Some inspiring examples can also be found through the work of Janine Benyus, biologist and author, who coined the term biomimicry - the practice of looking to (not extracting from) nature's "3.8 billion years of R&D" to solve design challenges from regenerative ways of manufacturing, water sourcing and distribution, to organisational structures. Architect Mick Pearce designed the Eastgate Centre in Harare to mimic how termite mounds regulate temperature (drawing in cool night air through vents and releasing heat through chimneys) eliminating the need for conventional air conditioning. The building uses 90% less energy for cooling than comparable structures.
These examples offer a powerful new lens for working with AI. It means asking different questions. Instead of "how do we optimise this process?", organisations might choose to ask, "how do we build systems that regenerate rather than extract?”. Instead of "how do we maximise short-term output and win?", we might ask "what does resilience look like for the whole system of which we are a part?". This is the intent and intelligence we need if AI is to be anything other than an accelerant for the same extractive, short-termist thinking that got us into the metacrisis in the first place.
So where do we go from here?
This isn't easy or particularly comfortable. What I'm proposing — deliberately creating space for divergent thinking, embodied relating and ecological wisdom — will take effort, and runs counter to everything AI promises us: effortless scale, speed, efficiency and optimisation. At a time where there is a temptation to simplify everything, I'm suggesting we make room for mess, weirdness and a reverence for real life.

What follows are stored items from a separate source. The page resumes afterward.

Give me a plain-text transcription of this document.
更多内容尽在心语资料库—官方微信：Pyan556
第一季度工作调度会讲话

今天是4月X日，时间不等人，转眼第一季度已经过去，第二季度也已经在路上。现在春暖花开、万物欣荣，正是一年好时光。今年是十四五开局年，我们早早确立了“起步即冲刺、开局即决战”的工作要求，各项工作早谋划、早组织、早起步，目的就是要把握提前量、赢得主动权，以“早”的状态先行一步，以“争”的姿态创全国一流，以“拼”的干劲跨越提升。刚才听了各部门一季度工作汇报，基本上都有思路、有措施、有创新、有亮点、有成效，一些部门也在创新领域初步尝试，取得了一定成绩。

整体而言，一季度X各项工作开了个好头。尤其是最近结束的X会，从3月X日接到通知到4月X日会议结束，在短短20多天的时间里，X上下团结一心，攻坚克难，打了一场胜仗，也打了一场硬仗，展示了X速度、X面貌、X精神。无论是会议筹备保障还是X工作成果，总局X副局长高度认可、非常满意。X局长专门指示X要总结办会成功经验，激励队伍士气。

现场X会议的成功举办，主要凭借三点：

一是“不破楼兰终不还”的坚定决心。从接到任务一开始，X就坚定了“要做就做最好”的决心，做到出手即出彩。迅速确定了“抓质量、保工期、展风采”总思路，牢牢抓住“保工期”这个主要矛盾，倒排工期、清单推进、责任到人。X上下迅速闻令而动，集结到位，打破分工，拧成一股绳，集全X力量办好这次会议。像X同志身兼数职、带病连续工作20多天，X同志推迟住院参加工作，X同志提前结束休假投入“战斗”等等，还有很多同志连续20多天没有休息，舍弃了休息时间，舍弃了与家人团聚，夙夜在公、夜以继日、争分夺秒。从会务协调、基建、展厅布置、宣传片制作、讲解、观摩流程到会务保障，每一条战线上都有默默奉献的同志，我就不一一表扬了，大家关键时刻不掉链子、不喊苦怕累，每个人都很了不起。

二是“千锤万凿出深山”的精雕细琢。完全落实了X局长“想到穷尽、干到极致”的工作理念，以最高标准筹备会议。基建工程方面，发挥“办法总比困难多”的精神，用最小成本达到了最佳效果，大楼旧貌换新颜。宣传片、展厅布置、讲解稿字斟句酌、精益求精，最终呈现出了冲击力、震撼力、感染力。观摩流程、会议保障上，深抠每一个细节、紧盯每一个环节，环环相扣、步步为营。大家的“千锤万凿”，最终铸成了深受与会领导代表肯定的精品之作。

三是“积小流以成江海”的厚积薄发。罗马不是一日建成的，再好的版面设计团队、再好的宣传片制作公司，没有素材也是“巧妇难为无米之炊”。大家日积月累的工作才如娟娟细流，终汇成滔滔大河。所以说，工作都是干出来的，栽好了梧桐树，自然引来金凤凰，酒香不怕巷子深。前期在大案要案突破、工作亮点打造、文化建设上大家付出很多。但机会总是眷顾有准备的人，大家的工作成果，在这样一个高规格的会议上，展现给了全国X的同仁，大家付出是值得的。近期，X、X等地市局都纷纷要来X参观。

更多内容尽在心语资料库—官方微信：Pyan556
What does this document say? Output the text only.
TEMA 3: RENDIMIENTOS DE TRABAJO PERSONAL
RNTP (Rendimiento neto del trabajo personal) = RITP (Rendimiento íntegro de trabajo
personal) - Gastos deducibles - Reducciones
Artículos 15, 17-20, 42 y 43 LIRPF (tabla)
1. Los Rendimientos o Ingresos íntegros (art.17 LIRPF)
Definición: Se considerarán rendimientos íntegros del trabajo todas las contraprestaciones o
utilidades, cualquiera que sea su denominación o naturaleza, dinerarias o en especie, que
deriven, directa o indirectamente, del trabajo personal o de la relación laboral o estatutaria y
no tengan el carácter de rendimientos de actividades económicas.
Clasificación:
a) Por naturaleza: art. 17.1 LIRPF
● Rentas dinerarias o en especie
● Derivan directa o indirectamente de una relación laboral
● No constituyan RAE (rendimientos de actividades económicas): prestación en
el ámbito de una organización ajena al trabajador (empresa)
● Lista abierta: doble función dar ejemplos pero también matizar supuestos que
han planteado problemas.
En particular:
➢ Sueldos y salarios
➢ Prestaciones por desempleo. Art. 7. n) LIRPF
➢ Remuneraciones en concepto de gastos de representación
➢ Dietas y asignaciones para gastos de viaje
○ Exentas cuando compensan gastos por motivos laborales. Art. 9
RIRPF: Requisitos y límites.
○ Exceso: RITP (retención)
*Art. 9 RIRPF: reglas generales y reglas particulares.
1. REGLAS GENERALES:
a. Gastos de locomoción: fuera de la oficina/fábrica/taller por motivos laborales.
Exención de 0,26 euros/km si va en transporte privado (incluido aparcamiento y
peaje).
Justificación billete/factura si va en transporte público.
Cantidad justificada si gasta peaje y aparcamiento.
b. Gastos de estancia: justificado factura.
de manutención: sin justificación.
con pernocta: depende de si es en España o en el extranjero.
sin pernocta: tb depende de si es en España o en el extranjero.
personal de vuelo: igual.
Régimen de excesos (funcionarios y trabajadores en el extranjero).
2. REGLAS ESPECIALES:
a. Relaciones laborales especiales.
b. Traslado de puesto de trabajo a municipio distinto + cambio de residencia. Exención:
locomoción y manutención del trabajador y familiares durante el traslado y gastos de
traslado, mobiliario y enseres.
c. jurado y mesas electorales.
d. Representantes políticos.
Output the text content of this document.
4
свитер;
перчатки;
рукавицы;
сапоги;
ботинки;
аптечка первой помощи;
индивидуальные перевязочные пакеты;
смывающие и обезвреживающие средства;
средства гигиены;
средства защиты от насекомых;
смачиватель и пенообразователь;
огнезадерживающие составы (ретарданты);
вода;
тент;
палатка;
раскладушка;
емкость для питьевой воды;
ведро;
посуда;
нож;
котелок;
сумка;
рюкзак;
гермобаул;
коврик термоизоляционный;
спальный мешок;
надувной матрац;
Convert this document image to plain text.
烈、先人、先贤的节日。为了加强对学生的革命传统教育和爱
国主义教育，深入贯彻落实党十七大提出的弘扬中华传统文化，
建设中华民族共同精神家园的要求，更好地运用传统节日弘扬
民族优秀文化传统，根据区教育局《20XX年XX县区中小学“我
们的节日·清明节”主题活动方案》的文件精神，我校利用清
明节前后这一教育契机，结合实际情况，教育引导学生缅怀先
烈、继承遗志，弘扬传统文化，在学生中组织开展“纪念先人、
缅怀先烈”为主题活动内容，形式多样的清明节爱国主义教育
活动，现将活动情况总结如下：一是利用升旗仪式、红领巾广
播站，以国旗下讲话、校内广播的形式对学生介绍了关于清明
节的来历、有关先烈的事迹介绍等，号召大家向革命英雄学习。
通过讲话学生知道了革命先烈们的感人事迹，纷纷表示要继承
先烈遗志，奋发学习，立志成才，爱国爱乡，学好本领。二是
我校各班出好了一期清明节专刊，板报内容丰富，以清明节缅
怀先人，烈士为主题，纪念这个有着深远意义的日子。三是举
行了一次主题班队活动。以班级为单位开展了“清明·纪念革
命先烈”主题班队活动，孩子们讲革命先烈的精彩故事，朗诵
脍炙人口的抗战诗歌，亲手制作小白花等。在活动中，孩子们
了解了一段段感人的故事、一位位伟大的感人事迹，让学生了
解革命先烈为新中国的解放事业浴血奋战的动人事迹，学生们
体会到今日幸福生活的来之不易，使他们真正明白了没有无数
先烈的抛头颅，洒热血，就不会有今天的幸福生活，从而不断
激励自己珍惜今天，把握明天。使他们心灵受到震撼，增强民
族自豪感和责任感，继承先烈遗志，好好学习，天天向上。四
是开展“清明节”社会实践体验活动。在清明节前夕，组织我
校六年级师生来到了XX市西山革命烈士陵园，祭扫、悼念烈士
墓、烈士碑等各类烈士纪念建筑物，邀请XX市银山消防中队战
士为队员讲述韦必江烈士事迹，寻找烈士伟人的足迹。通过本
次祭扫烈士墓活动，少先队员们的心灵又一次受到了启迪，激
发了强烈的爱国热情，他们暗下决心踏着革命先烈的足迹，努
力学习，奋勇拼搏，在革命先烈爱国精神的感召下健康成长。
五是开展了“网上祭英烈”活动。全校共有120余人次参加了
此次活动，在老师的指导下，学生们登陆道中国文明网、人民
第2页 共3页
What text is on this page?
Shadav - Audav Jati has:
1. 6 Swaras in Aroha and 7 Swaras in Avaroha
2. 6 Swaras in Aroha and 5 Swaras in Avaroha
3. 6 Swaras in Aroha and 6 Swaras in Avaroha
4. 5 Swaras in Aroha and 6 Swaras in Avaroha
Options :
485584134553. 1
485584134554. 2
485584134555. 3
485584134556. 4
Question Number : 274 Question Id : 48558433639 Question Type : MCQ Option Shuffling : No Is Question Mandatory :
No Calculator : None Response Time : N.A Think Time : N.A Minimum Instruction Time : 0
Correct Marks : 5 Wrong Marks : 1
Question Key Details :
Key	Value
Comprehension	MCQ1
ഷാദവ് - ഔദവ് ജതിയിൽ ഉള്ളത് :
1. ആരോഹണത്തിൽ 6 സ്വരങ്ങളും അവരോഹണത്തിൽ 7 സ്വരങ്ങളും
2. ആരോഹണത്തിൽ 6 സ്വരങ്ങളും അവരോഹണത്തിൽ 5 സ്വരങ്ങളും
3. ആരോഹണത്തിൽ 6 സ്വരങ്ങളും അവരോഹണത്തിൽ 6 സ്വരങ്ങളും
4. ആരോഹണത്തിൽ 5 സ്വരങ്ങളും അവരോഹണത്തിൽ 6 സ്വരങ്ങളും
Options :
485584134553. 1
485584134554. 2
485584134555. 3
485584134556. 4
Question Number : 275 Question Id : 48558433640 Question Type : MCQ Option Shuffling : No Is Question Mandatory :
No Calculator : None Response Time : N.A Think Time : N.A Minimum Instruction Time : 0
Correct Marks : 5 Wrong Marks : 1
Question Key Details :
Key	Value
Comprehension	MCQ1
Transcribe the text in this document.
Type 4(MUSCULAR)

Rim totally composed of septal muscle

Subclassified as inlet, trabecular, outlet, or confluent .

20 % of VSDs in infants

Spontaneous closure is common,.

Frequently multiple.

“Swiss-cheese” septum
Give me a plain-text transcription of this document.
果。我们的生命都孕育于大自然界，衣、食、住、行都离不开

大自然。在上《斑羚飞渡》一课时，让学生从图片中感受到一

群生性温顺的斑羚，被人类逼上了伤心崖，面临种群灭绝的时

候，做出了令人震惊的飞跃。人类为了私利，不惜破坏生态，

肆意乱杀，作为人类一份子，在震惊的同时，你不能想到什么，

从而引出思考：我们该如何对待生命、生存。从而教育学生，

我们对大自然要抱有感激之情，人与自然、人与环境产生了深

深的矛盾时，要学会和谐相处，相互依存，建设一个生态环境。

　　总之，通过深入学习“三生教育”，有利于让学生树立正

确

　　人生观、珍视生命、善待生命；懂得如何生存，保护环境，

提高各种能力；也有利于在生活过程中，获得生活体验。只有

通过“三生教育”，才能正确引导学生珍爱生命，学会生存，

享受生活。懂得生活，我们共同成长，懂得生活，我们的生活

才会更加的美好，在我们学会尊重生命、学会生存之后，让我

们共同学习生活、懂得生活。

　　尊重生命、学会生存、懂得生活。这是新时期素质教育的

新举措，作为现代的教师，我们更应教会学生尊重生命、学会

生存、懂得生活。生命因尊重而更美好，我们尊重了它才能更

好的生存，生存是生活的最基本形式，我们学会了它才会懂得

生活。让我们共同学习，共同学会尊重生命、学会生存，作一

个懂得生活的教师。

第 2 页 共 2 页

This isn’t an either/or choice. It could and should be 2+2=5. The metacrisis we're facing didn't emerge from a lack of cognitive intelligence. More of the same thinking, even supercharged by AI, won't get us where we need to go. What might get us there is building healthier relationships with AI and deliberately working in the spaces it can't reach — the embodied sense when something's off, the creative leap that breaks the pattern, the slow work of building trust, the wisdom of systems that have been regenerating for millions of years. If we invest time in resourcing these intelligences alongside AI, I’m convinced that we will build organisations capable of genuine regeneration.